I’m ready to rock and roll with my little mapreduce routine (Python, Google Appengine), but I’m nervous about having some bug that will infect my database table. My processing function looks like this:
def promote(nrhp_aux_entity):
...
# I form a query, and use it to get an "nrhp_record". That's the item
# I'm actually changing
results1 = query1.fetch(limit=1)
nrhp_record = results1[0]
...
yield op.db.Put(np_record)
I’d like to have it run on just a small number of nrhp_aux_entity objects, and then just exit. Then I can look over the results and decide to let it work on the whole table. So would a good plan be to have a global counter of some sort, and then exit the whole mapreduce, when say, the counter gets to some small number, like 5? And if so, what’s a good way to implement the global counter?
And if I do this, I expect my mapreduce will be all finished in just a minute or so, right, since it only is operating on 5 entities in my database table, (which contains about 76,000 entities)?
I would copy a few entities to a new kind and set the mapper going on that new kind.
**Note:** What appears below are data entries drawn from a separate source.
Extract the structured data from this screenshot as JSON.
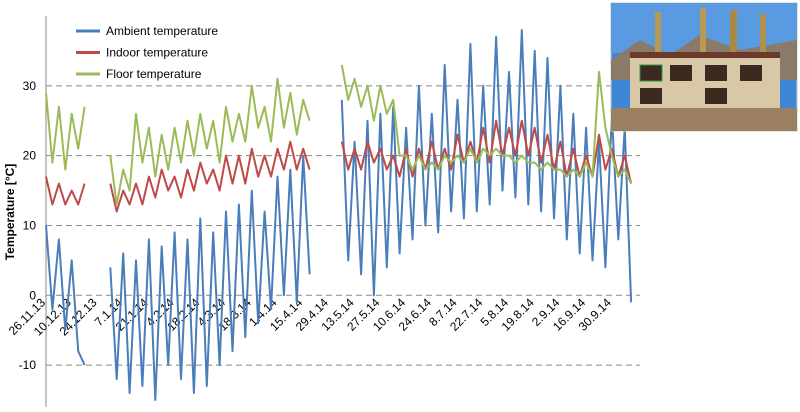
{
  "chart_data": {
    "type": "line",
    "y_label": "Temperature [°C]",
    "categories": [
      "26.11.13",
      null,
      null,
      null,
      "10.12.13",
      null,
      null,
      null,
      "24.12.13",
      null,
      null,
      null,
      "7.1.14",
      null,
      null,
      null,
      "21.1.14",
      null,
      null,
      null,
      "4.2.14",
      null,
      null,
      null,
      "18.2.14",
      null,
      null,
      null,
      "4.3.14",
      null,
      null,
      null,
      "18.3.14",
      null,
      null,
      null,
      "1.4.14",
      null,
      null,
      null,
      "15.4.14",
      null,
      null,
      null,
      "29.4.14",
      null,
      null,
      null,
      "13.5.14",
      null,
      null,
      null,
      "27.5.14",
      null,
      null,
      null,
      "10.6.14",
      null,
      null,
      null,
      "24.6.14",
      null,
      null,
      null,
      "8.7.14",
      null,
      null,
      null,
      "22.7.14",
      null,
      null,
      null,
      "5.8.14",
      null,
      null,
      null,
      "19.8.14",
      null,
      null,
      null,
      "2.9.14",
      null,
      null,
      null,
      "16.9.14",
      null,
      null,
      null,
      "30.9.14",
      null,
      null,
      null
    ],
    "series": [
      {
        "name": "Ambient temperature",
        "color": "#4a7ebb",
        "values": [
          10,
          -2,
          8,
          -5,
          5,
          -8,
          -10,
          null,
          null,
          null,
          4,
          -12,
          6,
          -14,
          5,
          -13,
          8,
          -15,
          7,
          -10,
          9,
          -12,
          8,
          -14,
          11,
          -13,
          9,
          -10,
          12,
          -8,
          13,
          -6,
          15,
          -4,
          12,
          -2,
          17,
          0,
          18,
          -1,
          20,
          3,
          null,
          null,
          null,
          null,
          28,
          5,
          22,
          3,
          25,
          0,
          26,
          4,
          27,
          6,
          24,
          8,
          30,
          10,
          26,
          9,
          33,
          12,
          28,
          11,
          36,
          12,
          30,
          13,
          37,
          15,
          32,
          14,
          38,
          13,
          35,
          12,
          34,
          11,
          30,
          8,
          26,
          6,
          24,
          5,
          22,
          4,
          26,
          8,
          24,
          -1
        ]
      },
      {
        "name": "Indoor temperature",
        "color": "#be4b48",
        "values": [
          17,
          13,
          16,
          13,
          15,
          13,
          16,
          null,
          null,
          null,
          16,
          12,
          15,
          13,
          16,
          13,
          17,
          14,
          18,
          15,
          17,
          14,
          18,
          15,
          19,
          16,
          18,
          15,
          20,
          16,
          20,
          16,
          21,
          17,
          20,
          17,
          21,
          18,
          22,
          18,
          21,
          18,
          null,
          null,
          null,
          null,
          22,
          18,
          21,
          18,
          22,
          19,
          21,
          18,
          20,
          17,
          21,
          17,
          21,
          18,
          22,
          18,
          21,
          18,
          23,
          19,
          22,
          19,
          24,
          19,
          25,
          20,
          24,
          20,
          25,
          20,
          24,
          19,
          23,
          18,
          22,
          17,
          21,
          17,
          20,
          17,
          23,
          18,
          21,
          17,
          20,
          16
        ]
      },
      {
        "name": "Floor temperature",
        "color": "#9bbb59",
        "values": [
          29,
          19,
          27,
          18,
          26,
          21,
          27,
          null,
          null,
          null,
          20,
          13,
          18,
          15,
          26,
          19,
          24,
          17,
          23,
          18,
          24,
          19,
          25,
          20,
          26,
          21,
          25,
          19,
          27,
          22,
          26,
          22,
          30,
          24,
          27,
          22,
          31,
          24,
          29,
          23,
          28,
          25,
          null,
          null,
          null,
          null,
          33,
          28,
          31,
          27,
          30,
          25,
          30,
          26,
          28,
          20,
          20,
          18,
          20,
          18,
          19,
          18,
          20,
          19,
          20,
          19,
          21,
          19,
          21,
          20,
          21,
          20,
          20,
          19,
          20,
          19,
          19,
          18,
          19,
          18,
          18,
          17,
          18,
          17,
          19,
          17,
          32,
          24,
          20,
          17,
          18,
          16
        ]
      }
    ],
    "ylim": [
      -16,
      40
    ],
    "yticks": [
      -10,
      0,
      10,
      20,
      30
    ],
    "grid": true
  }
}
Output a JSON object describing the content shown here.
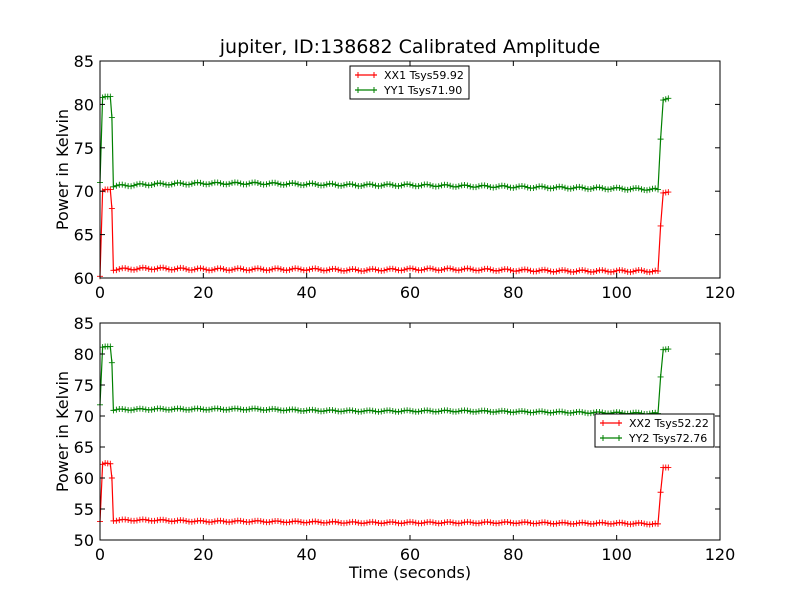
{
  "chart_data": [
    {
      "type": "line",
      "title": "jupiter, ID:138682 Calibrated Amplitude",
      "xlabel": "",
      "ylabel": "Power in Kelvin",
      "xlim": [
        0,
        120
      ],
      "ylim": [
        60,
        85
      ],
      "xticks": [
        "0",
        "20",
        "40",
        "60",
        "80",
        "100",
        "120"
      ],
      "yticks": [
        "60",
        "65",
        "70",
        "75",
        "80",
        "85"
      ],
      "legend_position": "upper center",
      "series": [
        {
          "name": "XX1 Tsys59.92",
          "color": "#ff0000",
          "points": [
            [
              0,
              60.2
            ],
            [
              0.5,
              70
            ],
            [
              1,
              70.2
            ],
            [
              2,
              70.2
            ],
            [
              2.3,
              68
            ],
            [
              2.6,
              61
            ],
            [
              10,
              61.1
            ],
            [
              20,
              61
            ],
            [
              30,
              61
            ],
            [
              40,
              61
            ],
            [
              50,
              60.9
            ],
            [
              60,
              61
            ],
            [
              70,
              61
            ],
            [
              80,
              60.9
            ],
            [
              90,
              60.8
            ],
            [
              100,
              60.8
            ],
            [
              108,
              60.8
            ],
            [
              108.5,
              66
            ],
            [
              109,
              69.8
            ],
            [
              110,
              69.9
            ]
          ]
        },
        {
          "name": "YY1 Tsys71.90",
          "color": "#008000",
          "points": [
            [
              0,
              71
            ],
            [
              0.5,
              80.8
            ],
            [
              1,
              80.9
            ],
            [
              2,
              80.9
            ],
            [
              2.3,
              78.5
            ],
            [
              2.6,
              70.6
            ],
            [
              10,
              70.8
            ],
            [
              20,
              70.9
            ],
            [
              30,
              70.9
            ],
            [
              40,
              70.8
            ],
            [
              50,
              70.7
            ],
            [
              60,
              70.7
            ],
            [
              70,
              70.6
            ],
            [
              80,
              70.5
            ],
            [
              90,
              70.4
            ],
            [
              100,
              70.3
            ],
            [
              108,
              70.2
            ],
            [
              108.5,
              76
            ],
            [
              109,
              80.5
            ],
            [
              110,
              80.7
            ]
          ]
        }
      ]
    },
    {
      "type": "line",
      "title": "",
      "xlabel": "Time (seconds)",
      "ylabel": "Power in Kelvin",
      "xlim": [
        0,
        120
      ],
      "ylim": [
        50,
        85
      ],
      "xticks": [
        "0",
        "20",
        "40",
        "60",
        "80",
        "100",
        "120"
      ],
      "yticks": [
        "50",
        "55",
        "60",
        "65",
        "70",
        "75",
        "80",
        "85"
      ],
      "legend_position": "center right",
      "series": [
        {
          "name": "XX2 Tsys52.22",
          "color": "#ff0000",
          "points": [
            [
              0,
              53
            ],
            [
              0.5,
              62.2
            ],
            [
              1,
              62.4
            ],
            [
              2,
              62.3
            ],
            [
              2.3,
              60
            ],
            [
              2.6,
              53.2
            ],
            [
              10,
              53.2
            ],
            [
              20,
              53
            ],
            [
              30,
              53
            ],
            [
              40,
              52.9
            ],
            [
              50,
              52.8
            ],
            [
              60,
              52.8
            ],
            [
              70,
              52.8
            ],
            [
              80,
              52.8
            ],
            [
              90,
              52.7
            ],
            [
              100,
              52.7
            ],
            [
              108,
              52.6
            ],
            [
              108.5,
              57.7
            ],
            [
              109,
              61.7
            ],
            [
              110,
              61.7
            ]
          ]
        },
        {
          "name": "YY2 Tsys72.76",
          "color": "#008000",
          "points": [
            [
              0,
              71.8
            ],
            [
              0.5,
              81.1
            ],
            [
              1,
              81.2
            ],
            [
              2,
              81.2
            ],
            [
              2.3,
              78.6
            ],
            [
              2.6,
              71
            ],
            [
              10,
              71.1
            ],
            [
              20,
              71.1
            ],
            [
              30,
              71.1
            ],
            [
              40,
              70.9
            ],
            [
              50,
              70.8
            ],
            [
              60,
              70.8
            ],
            [
              70,
              70.8
            ],
            [
              80,
              70.7
            ],
            [
              90,
              70.6
            ],
            [
              100,
              70.5
            ],
            [
              108,
              70.4
            ],
            [
              108.5,
              76.3
            ],
            [
              109,
              80.7
            ],
            [
              110,
              80.8
            ]
          ]
        }
      ]
    }
  ]
}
Implementing a counter that works at high contention is harder than just making a separate test environment, and the test environment has the benefit of not working on any real data.
Google also just released useful backup / restore features you might want to use before setting your mapper loose on all of your production data!
Depending on your queue settings and how long a single mapping task takes, I would expect a mapreduce over 5 entities to take very little time. Like… 200ms.